Wow, somebody is incredibly talented with his words :roll: .


I like the viv man, it's looking great so far. I you dont want to spray paint it, you might try getting some car window tinting film or something similar to that which you can just cut to shape.


Cant wait to see the completion.


----------



## kiltboy1675 (Feb 28, 2007)

thanks dustin, btw your viv is awesome.


----------



## Frank H (Nov 3, 2005)

LOL kiltboy, pay no attention to that frogfukr. That was his first post and most likely his last. LOL!

The background looks good, whats the face going to look like?

Frank


----------



## kiltboy1675 (Feb 28, 2007)

ok i got the sides painted and i cleaned up the viv. lmk some planting suggestions.


----------



## dustin_grey (Mar 8, 2006)

Oh yeah, that looks 10X better with the sides black. I personally cant stand seeing the foam through the sides, nicely done. Thanks for the comment about my viv btw, Ill be updating within the next 2 weeks after I recieve some plants from Antone. 

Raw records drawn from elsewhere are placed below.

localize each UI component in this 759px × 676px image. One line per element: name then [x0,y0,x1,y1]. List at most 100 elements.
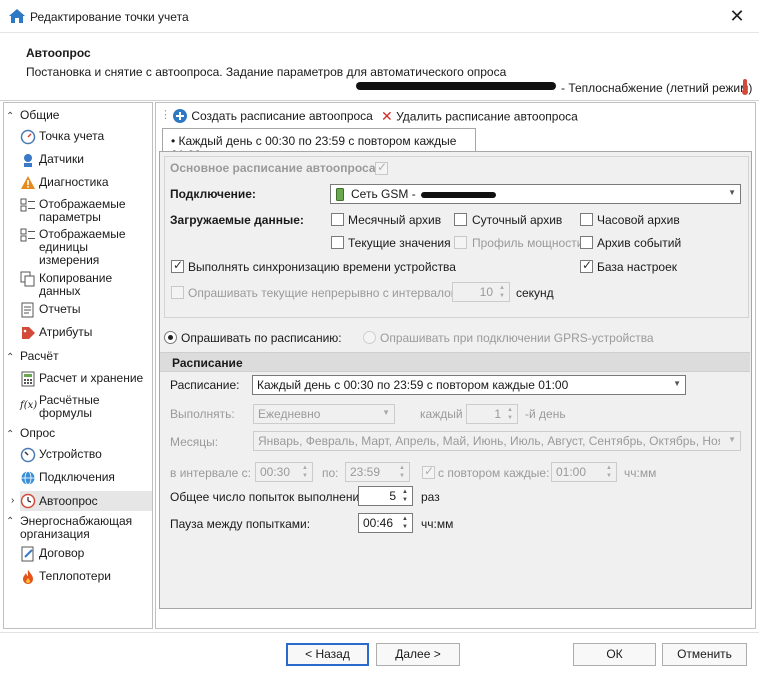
back-button[interactable]: < Назад [286,643,369,666]
chevron-up-icon: ⌃ [6,516,15,527]
events-archive-checkbox[interactable] [580,236,593,249]
repeat-label: с повтором каждые: [438,466,550,480]
sidebar-item-display-units[interactable]: Отображаемые единицы измерения [20,227,148,267]
sidebar-item-connections[interactable]: Подключения [20,470,148,486]
on-gprs-label: Опрашивать при подключении GPRS-устройст… [380,331,654,345]
pause-stepper[interactable]: 00:46 ▲ ▼ [358,513,413,533]
daily-archive-checkbox[interactable] [454,213,467,226]
every-day-stepper[interactable]: 1 ▲ ▼ [466,404,518,424]
chevron-up-icon: ⌃ [6,429,15,440]
next-button[interactable]: Далее > [376,643,460,666]
stepper-up-icon[interactable]: ▲ [397,464,407,472]
repeat-checkbox[interactable]: ✓ [422,464,435,479]
main-schedule-checkbox[interactable]: ✓ [375,160,388,175]
sidebar-item-formulas[interactable]: f(x) Расчётные формулы [20,393,148,420]
stepper-up-icon[interactable]: ▲ [497,284,507,292]
page-title: Автоопрос [26,46,91,60]
sidebar-item-sensors[interactable]: Датчики [20,152,148,168]
stepper-up-icon[interactable]: ▲ [400,515,410,523]
sidebar-item-reports[interactable]: Отчеты [20,302,148,318]
stepper-down-icon[interactable]: ▼ [400,523,410,531]
data-label: Загружаемые данные: [170,213,304,227]
months-label: Месяцы: [170,435,219,449]
sidebar-item-copy-data[interactable]: Копирование данных [20,271,148,298]
stepper-up-icon[interactable]: ▲ [505,406,515,414]
tab-schedule[interactable]: • Каждый день с 00:30 по 23:59 с повторо… [162,128,476,162]
stepper-up-icon[interactable]: ▲ [604,464,614,472]
time-sync-checkbox[interactable]: ✓ [171,258,184,273]
sidebar-item-diagnostics[interactable]: Диагностика [20,175,148,191]
time-sync-label: Выполнять синхронизацию времени устройст… [188,260,456,274]
close-icon[interactable]: ✕ [726,5,748,27]
by-schedule-radio[interactable] [164,331,177,344]
pause-label: Пауза между попытками: [170,517,311,531]
continuous-interval-stepper[interactable]: 10 ▲ ▼ [452,282,510,302]
monthly-archive-checkbox[interactable] [331,213,344,226]
sidebar-item-contract[interactable]: Договор [20,546,148,562]
chevron-down-icon: ▼ [382,408,390,417]
stepper-up-icon[interactable]: ▲ [300,464,310,472]
tab-bullet: • [171,134,176,148]
globe-icon [21,471,35,485]
hourly-archive-checkbox[interactable] [580,213,593,226]
stepper-down-icon[interactable]: ▼ [397,472,407,480]
repeat-unit: чч:мм [624,466,657,480]
attempts-stepper[interactable]: 5 ▲ ▼ [358,486,413,506]
repeat-every-stepper[interactable]: 01:00 ▲ ▼ [551,462,617,482]
gsm-phone-icon [336,188,344,201]
clock-icon [20,493,36,509]
stepper-down-icon[interactable]: ▼ [497,292,507,300]
sidebar-item-device[interactable]: Устройство [20,447,148,463]
continuous-poll-checkbox[interactable] [171,286,184,299]
device-icon [20,447,36,463]
stepper-up-icon[interactable]: ▲ [400,488,410,496]
delete-icon: ✕ [381,108,393,124]
thermometer-icon [742,79,748,95]
sidebar-group-supplier[interactable]: ⌃ Энергоснабжающая организация [6,515,146,541]
interval-label: в интервале с: [170,466,252,480]
stepper-down-icon[interactable]: ▼ [505,414,515,422]
cancel-button[interactable]: Отменить [662,643,747,666]
connection-select[interactable]: Сеть GSM - ▼ [330,184,741,204]
sidebar-item-autopoll[interactable]: Автоопрос [20,491,152,511]
gauge-icon [20,129,36,145]
delete-schedule-button[interactable]: ✕ Удалить расписание автоопроса [381,108,578,125]
sidebar-group-calc[interactable]: ⌃ Расчёт [6,349,59,363]
schedule-section-header: Расписание [160,352,750,372]
sidebar-item-calc-storage[interactable]: Расчет и хранение [20,371,148,387]
on-gprs-radio[interactable] [363,331,376,344]
stepper-down-icon[interactable]: ▼ [300,472,310,480]
header-divider [0,100,759,101]
object-name-suffix: - Теплоснабжение (летний режим) [561,81,753,95]
interval-to-stepper[interactable]: 23:59 ▲ ▼ [345,462,410,482]
interval-from-stepper[interactable]: 00:30 ▲ ▼ [255,462,313,482]
sidebar-item-display-params[interactable]: Отображаемые параметры [20,197,148,224]
schedule-select[interactable]: Каждый день с 00:30 по 23:59 с повтором … [252,375,686,395]
settings-base-checkbox[interactable]: ✓ [580,258,593,273]
interval-to-label: по: [322,466,339,480]
current-values-checkbox[interactable] [331,236,344,249]
copy-icon [20,271,35,287]
stepper-down-icon[interactable]: ▼ [400,496,410,504]
power-profile-checkbox[interactable] [454,236,467,249]
sidebar-item-attributes[interactable]: Атрибуты [20,325,148,341]
main-schedule-label: Основное расписание автоопроса: [170,161,380,175]
execute-select[interactable]: Ежедневно ▼ [253,404,395,424]
footer-divider [0,632,759,633]
by-schedule-label: Опрашивать по расписанию: [181,331,342,345]
continuous-unit: секунд [516,286,554,300]
create-schedule-button[interactable]: Создать расписание автоопроса [172,108,373,124]
day-suffix: -й день [525,407,566,421]
warning-icon [21,176,35,189]
report-icon [21,302,34,318]
months-select[interactable]: Январь, Февраль, Март, Апрель, Май, Июнь… [253,431,741,451]
sidebar-item-heat-loss[interactable]: Теплопотери [20,569,148,585]
fire-icon [23,570,33,584]
stepper-down-icon[interactable]: ▼ [604,472,614,480]
settings-base-label: База настроек [597,260,677,274]
current-item-arrow-icon: › [11,495,15,506]
sidebar-group-poll[interactable]: ⌃ Опрос [6,426,55,440]
ok-button[interactable]: ОК [573,643,656,666]
sidebar-group-general[interactable]: ⌃ Общие [6,108,59,122]
sidebar-item-metering-point[interactable]: Точка учета [20,129,148,145]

I cant wait to see this done, its going to be pretty radtastic. Be sure to keep us updated as Ill be paying attention to this thread.


----------



## kiltboy1675 (Feb 28, 2007)

yep i only have a few more things to do till its 100% done
Fan housing
Bottom vent
Front door
Fog system
Misting system


for frogs im still undecided, either intermedius or some vents. if anyone will have frogs available in a few months at reasonable prices, pm me.


----------



## kiltboy1675 (Feb 28, 2007)

i didnt get to do alot on the tank this weekend, but i made some progress
Fan housing X
Bottom vent X
Front door X partially
Fog system 
Misting system 

Updated FTS









Top View Vent









Close-up Front View Vent









im still undecided on frogs.


----------



## dustin_grey (Mar 8, 2006)

Oooh hoo! Thats looking rockin man. Cant wait to see it full of plants. I would go for a frog that will utilize the amount of space youve got in there, something that climbs. Keep us updated.


----------



## kiltboy1675 (Feb 28, 2007)

thanks, those new plants you got make the viv look great.


----------



## kiltboy1675 (Feb 28, 2007)

i finnaly got my light, its a 2x18w sattelite fixture witha moonlight, the tank is all clean and was transported to my desk today. i have the fans and the door glass on their way.

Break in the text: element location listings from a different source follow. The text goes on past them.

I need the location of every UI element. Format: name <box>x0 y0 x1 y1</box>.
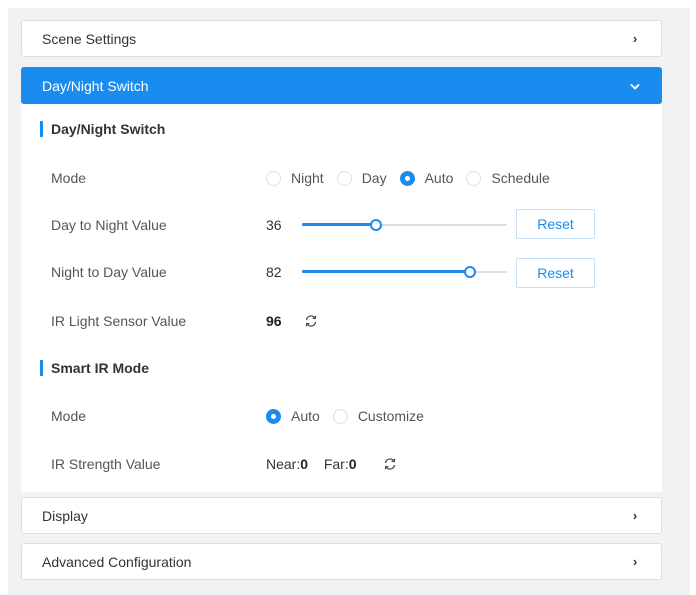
ir-strength-values: Near:0 Far:0 <box>266 455 357 473</box>
radio-ir-auto[interactable]: Auto <box>266 408 320 424</box>
radio-auto-circle[interactable] <box>399 170 415 186</box>
chevron-down-icon <box>629 78 641 93</box>
day-to-night-reset-button[interactable]: Reset <box>516 209 595 239</box>
ir-light-sensor-value: 96 <box>266 313 282 329</box>
radio-schedule[interactable]: Schedule <box>466 170 550 186</box>
smart-ir-mode-radio-group: Auto Customize <box>266 407 437 425</box>
night-to-day-reset-button[interactable]: Reset <box>516 258 595 288</box>
mode-label: Mode <box>51 170 87 186</box>
radio-auto[interactable]: Auto <box>399 170 454 186</box>
chevron-right-icon: › <box>632 31 638 46</box>
night-to-day-label: Night to Day Value <box>51 264 167 280</box>
radio-day[interactable]: Day <box>336 170 387 186</box>
refresh-icon[interactable] <box>304 314 318 328</box>
accordion-day-night-switch-label: Day/Night Switch <box>42 77 149 94</box>
radio-night[interactable]: Night <box>266 170 324 186</box>
slider-fill <box>302 270 471 273</box>
section-title-day-night-switch: Day/Night Switch <box>40 121 165 137</box>
night-to-day-slider[interactable] <box>302 265 507 279</box>
night-to-day-value: 82 <box>266 264 282 280</box>
section-title-smart-ir-mode: Smart IR Mode <box>40 360 149 376</box>
radio-schedule-circle[interactable] <box>466 170 482 186</box>
radio-day-label: Day <box>361 170 387 186</box>
slider-handle[interactable] <box>464 266 477 278</box>
far-label: Far: <box>323 456 349 472</box>
radio-schedule-label: Schedule <box>491 170 550 186</box>
refresh-icon[interactable] <box>383 457 397 471</box>
radio-ir-auto-label: Auto <box>291 408 320 424</box>
chevron-right-icon: › <box>632 508 638 523</box>
accordion-advanced-configuration-label: Advanced Configuration <box>42 553 192 570</box>
day-night-switch-content: Day/Night Switch Mode Night Day Auto Sch… <box>21 104 662 492</box>
slider-fill <box>302 223 376 226</box>
ir-strength-label: IR Strength Value <box>51 456 161 472</box>
radio-ir-customize-circle[interactable] <box>332 408 348 424</box>
day-to-night-label: Day to Night Value <box>51 217 167 233</box>
radio-ir-customize-label: Customize <box>357 408 424 424</box>
radio-auto-label: Auto <box>424 170 454 186</box>
accordion-display-label: Display <box>42 507 88 524</box>
radio-ir-auto-circle[interactable] <box>266 408 281 424</box>
accordion-scene-settings[interactable]: Scene Settings › <box>21 20 662 57</box>
day-to-night-slider[interactable] <box>302 218 507 232</box>
radio-ir-customize[interactable]: Customize <box>332 408 424 424</box>
day-night-mode-radio-group: Night Day Auto Schedule <box>266 169 563 187</box>
near-value: 0 <box>300 456 309 472</box>
radio-night-label: Night <box>291 170 324 186</box>
accordion-scene-settings-label: Scene Settings <box>42 30 137 47</box>
far-value: 0 <box>348 456 357 472</box>
accordion-display[interactable]: Display › <box>21 497 662 534</box>
accordion-advanced-configuration[interactable]: Advanced Configuration › <box>21 543 662 580</box>
chevron-right-icon: › <box>632 554 638 569</box>
near-label: Near: <box>266 456 301 472</box>
radio-night-circle[interactable] <box>266 170 281 186</box>
ir-light-sensor-label: IR Light Sensor Value <box>51 313 187 329</box>
accordion-day-night-switch[interactable]: Day/Night Switch <box>21 67 662 104</box>
radio-day-circle[interactable] <box>336 170 352 186</box>
slider-handle[interactable] <box>369 219 382 231</box>
day-to-night-value: 36 <box>266 217 282 233</box>
smart-ir-mode-label: Mode <box>51 408 87 424</box>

sorry for the bad pics, i was in a hurry


----------



## dustin_grey (Mar 8, 2006)

Wow! Gotta love the texture and shape of that background. I think that will look perfect sitting on the desk (thats where it is right?). Great looking tank so far, keep us updated please.


----------



## kiltboy1675 (Feb 28, 2007)

yea its on my desk. right now its under 50/50 lighting, so the blue makes the background look real funky. i just turned on the 10k bulb and it looks normal, so ill try to get a pic without the actinic.


----------



## kiltboy1675 (Feb 28, 2007)

its kinda wierd looking in the pics, i dunno something about my camera and night shots really screws things up.


----------



## kiltboy1675 (Feb 28, 2007)

i misted it down, added the bottom substrate and leaf litter, messed with a couple of cam settings and got this.


----------



## kiltboy1675 (Feb 28, 2007)

wow, almost done. got the front door and the fans done. i have al the stuff for the misting system and the nozzles are comming tomm. i put a strip of velcro on the back for cord organization.

new shots




























my digital water timer. way cool, haha


----------



## kiltboy1675 (Feb 28, 2007)

well now that summer vacation is over i can concentrate on the viv again. i didnt like how the background looked and how the bottom panel was a lil to short, so i tore down the tank and am rebuilding it today with my friend john. pics soon.


----------